Court Opinion

ID: 9665553
Source: CourtListenerOpinion
Date Created: 2023-08-24 00:51:22.269259+00
Date Added: 2024-06-11T18:15:16.697942
License: Public Domain

CLINTON, Judge,
concurring.
In his first point of error appellant alleges the trial court erred to sustain the State’s objection to “impeachment on collateral matters.” On appeal appellant claims the trial court should have allowed him to admit the letter and accompanying report in an attempt to show that some of Dr. Grigson’s prior predictions as to the likelihood that a capital defendant would constitute a future danger had proven erroneous. But at trial it is apparent appellant had a somewhat different purpose in mind. Because under the peculiar circumstances here it was within the trial court’s discretion to exclude the letter and report as an attempt to impeach on a collateral matter, I concur in the result.
Before Grigson testified in front of the jury, the trial court allowed appellant to question him on voir dire. It was the trial court’s express understanding that the object of this voir dire was to examine the basis of Grigson’s expert opinion, pursuant to Tex. R.Cr.Evid., Rule 705(b) & (c). Appellant began by eliciting an admission from Grigson that he had previously testified in another capital murder trial in Lubbock County, in February of 1990. During that trial, on cross-examination, Grigson had testified that the only study he was aware of that had ever examined the accuracy of his predictions of future dangerousness was one that had been conducted by James Zimmerman, a district court judge in Dallas County. This study was limited to the accuracy of such predictions made in Zimmerman’s own court. Appellant proffered the letter and report, addressed to Grigson and dated July 29, 1988, in a clear attempt to show that Grigson was aware as early as 1988 that another study of the accuracy of his predictions had been done, and that therefore his testimony in February of 1990 that he was not at that time aware of any other study had been a conscious distortion or lie. At the conclusion of the voir dire, appellant informed the trial court he had no intention of challenging Grig-son’s expertise, or the basis of his opinion, under Rule 705(c). He indicated that instead he intended to impeach Grigson in the manner developed during the voir dire.

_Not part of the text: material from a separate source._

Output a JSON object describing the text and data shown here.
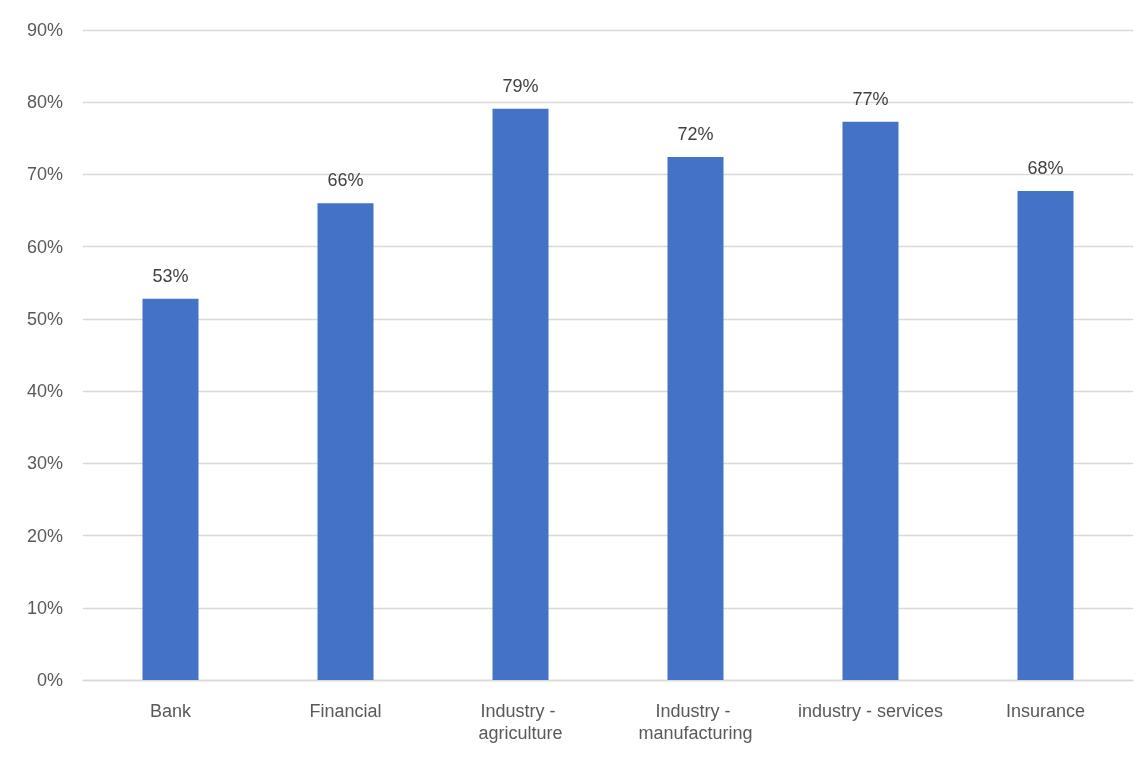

But the particular way he proposed to impeach Grigson during voir dire fits the classic definition of impeachment on a collateral matter. See Goode, Wellborn & Sharlot, 33 Texas Practice: Texas Rules of Criminal Evidence: Civil and Criminal § 607.3, at 557-562 (2d ed. 1993). Had appellant clearly asserted at trial that he intended to use the letter and report to launch a general attack upon Grigson’s ability to make accurate predictions about future dangerousness, as he now claims on appeal, we might well appropriately hold he should have been allowed to do so — assuming, of course, that the State did not subsequently make a hearsay objection. See Id., § 607.4, at 562-65. However, it is not at all clear that this was his intention, and we cannot hold that the trial court erred to sustain the State’s objection that the particular use to which appellant apparently intended to put the letter and report — to show Grigson lied on a prior occasion— amounted to impeachment on a collateral matter. It was within the trial court’s discretion to exclude this evidence under Tex. R.Cr.Evid., Rule 403, as being, inter alia, too confusing or time consuming to justify admission. Goode, et at, supra, at 560-61.
Accordingly, I concur in the judgment of the Court.